Oliver Stone faz de Lula um herói injustiçado em filme lançado em Cannes
Documentário foi exibido neste domingo no Festival na França
Aos 77 anos, o cineasta americano Oliver Stone coleciona prêmios ao longo de sua vasta carreira no cinema. Vencedor de dois Oscar com Platoon (1987) e Nascido em 4 de Julho (1985), ele costuma transpor para as telas dramas de ficção baseados em histórias reais, cujo protagonistas, em geral, são pessoas desiludidas com o governo americano e suas ações contestáveis. Progressista assumido, sua verve mais radical costuma aflorar na produção de documentários, geralmente para exaltar líderes mundiais controversos, por quem não disfarça a admiração. Fidel Castro, Vladimir Putin e Hugo Chávez já foram tema de filmes assinados por ele. Agora, Stone adicionou um novo personagem à sua filmografia: o presidente brasileiro Luiz Inácio Lula da Silva (PT), principal estrela do longa metragem Lula, lançado neste domingo, 19, no prestigiado Festival de Cannes.
Da pobreza à presidência
“Todos aqui adoram Lula”, disse o anfitrião Thierry Fremaux, ao receber no palco do evento Stone e seu colega Rob Wilson, com quem assina o trabalho. O diretor não titubeou em sua resposta e disse que admirava muito o presidente brasileiro, por sua origem das classes mais baixas. “Mas sei que as classes mais ricas o detestam”, provocou.
O documentário traz logo de início uma das primeiras entrevistas de Lula a Stone. O mandatário é apresentado na tela sob diferentes perspectivas, desde sua origem política no Sindicato dos Metalúrgicos do ABC, até a conquista da presidência da República pela terceira vez.
Diante das câmeras, Lula narra sua história, passando pela infância pobre no interior de Pernambuco e pelo trabalho como operário nas fábricas da Grande São Paulo: “fui o primeiro filho da minha mãe a ganhar mais do que um salário mínimo, e a ter uma casa, um carro, uma televisão”, conta. O ingresso na vida pública é narrado quase como uma revolta: “Eu nunca gostei de política. Mas quando visitei o congresso e vi que nenhuma cadeira era ocupada por um representante dos trabalhadores, tive a ideia de criar o PT”.
Lava jato
Em tom bastante chapa-branca, as eleições perdidas em 1989 logo dão espaço à primeira vitória, em 2002, e aos dois mandatos que, segundo o documentário, trouxeram prosperidade para o país. O foco do filme, no entanto, se concentra no período entre 2016 e 2019, quando o então ex-presidente foi julgado e condenado na Operação Lava Jato.

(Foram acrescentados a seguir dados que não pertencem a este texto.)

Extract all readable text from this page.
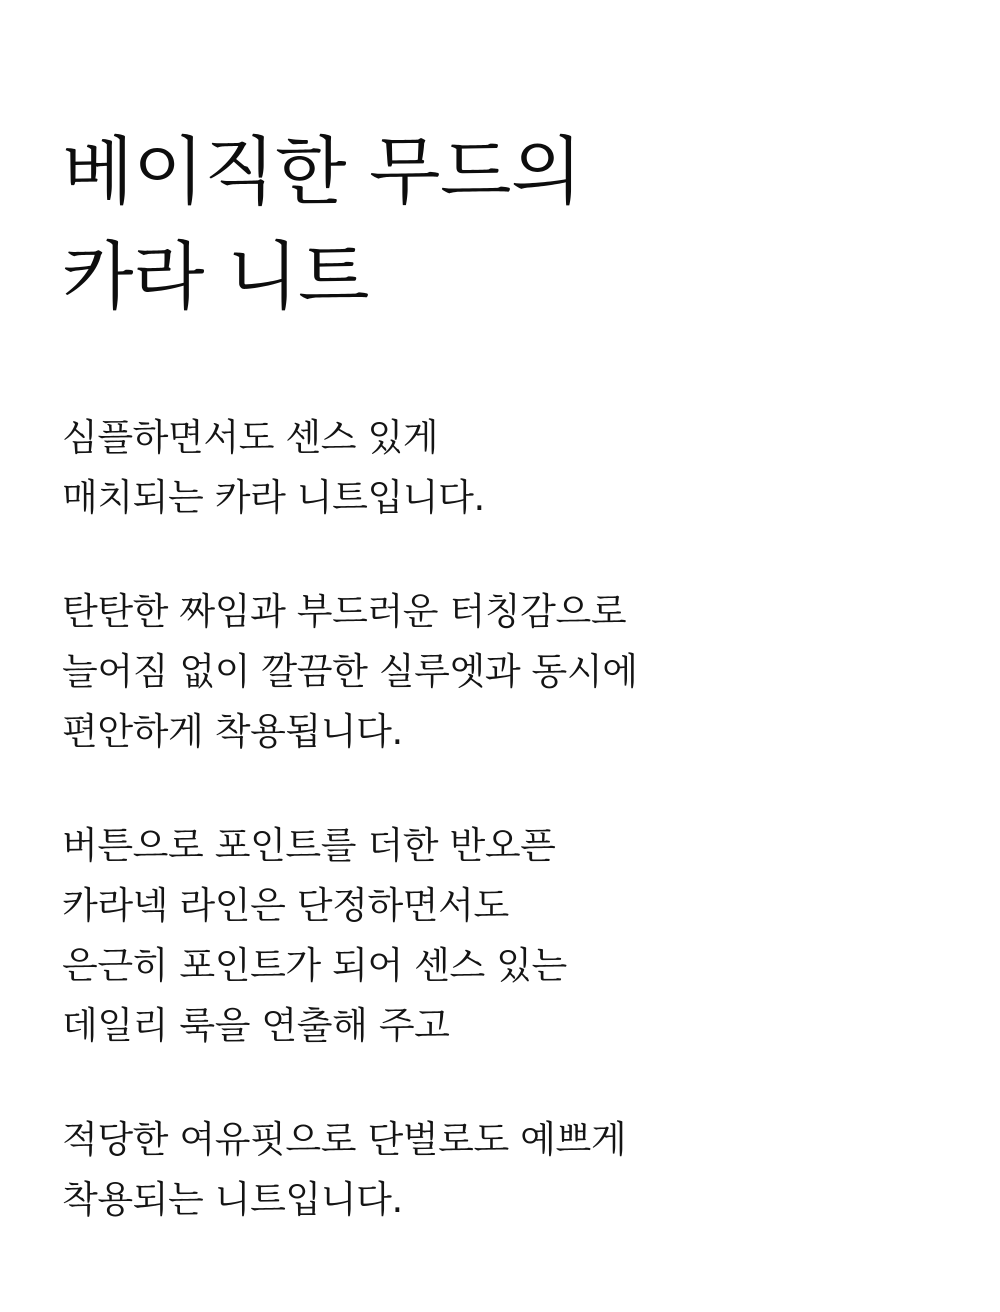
베이직한 무드의
카라 니트

심플하면서도 센스 있게
매치되는 카라 니트입니다.

탄탄한 짜임과 부드러운 터칭감으로
늘어짐 없이 깔끔한 실루엣과 동시에
편안하게 착용됩니다.

버튼으로 포인트를 더한 반오픈
카라넥 라인은 단정하면서도
은근히 포인트가 되어 센스 있는
데일리 룩을 연출해 주고

적당한 여유핏으로 단벌로도 예쁘게
착용되는 니트입니다.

“Lula foi preso por uma armação. Ele provou isso no filme, ao dizer que foi preso após o que na América do Sul e em outros países é chamado de ‘lawfare‘, exploração política da Justiça que consiste em colocar alguém atrás das grades com a ajuda de um grande número de políticos”, disse Stone em uma entrevista concedida à organização do festival.
A narrativa intercala o relato de Lula, muitas vezes em tom ben humorado, e as declarações do jornalista Glenn Greenwald, do The Intercept, responsável por revelar o conluio entre o ex-juiz Sergio Moro e integrantes do Ministério Público, durante o julgamento. O diretor também colheu depoimento de Walter Delgatti, hacker responsável por invadir os telefones de Procuradores de República e outras autoridades, condenado na Operação Spoofing, que investigou o caso conhecido como Vaza Jato.
Embora não exista qualquer evidência do envolvimento do governo dos Estados Unidos no episódio, Stone não deixa de apontar o dedo para seu principal inimigo: “nada de importante acontece nos países latino-americanos sem pelo menos uma participação dos Estados Unidos”, diz Greenwald em uma de suas falas.
Panfletagem
Nos últimos minutos do filme, o diretor explora a tensão das horas finais de contagem de votos, no segundo turno da eleição de 2022. Este é o único momento em que Stone trata do processo de polarização que marca a realidade brasileira atualmente. “Eu estou apaixonado novamente, e poderia largar tudo isso para viver um fim de vida feliz com Janja. Mas o Brasil precisa de mim”, diz Lula a Stone, sem disfarçar exibir qualquer sinal de modéstia. O filme termina em tom emocionante, com ares de programa do horário eleitoral. Recém-eleito, ele se dirige à nação: “vou governar para todos os brasileiros, principalmente para os menos privilegiados”.
No seu depoimento aos organizadores do evento, Stone não escondeu a intenção de seu documentário: exaltar a figura de Lula em nível mundial. “É um homem nobre. Penso que representa algo que esquecemos em grande parte: podemos ter bons presidentes liberais. Não precisamos de guerra. Ele é um dos homens mais pacifistas que conheço no mundo e tem o poder de fazer com que os países mudem as suas políticas”, completa.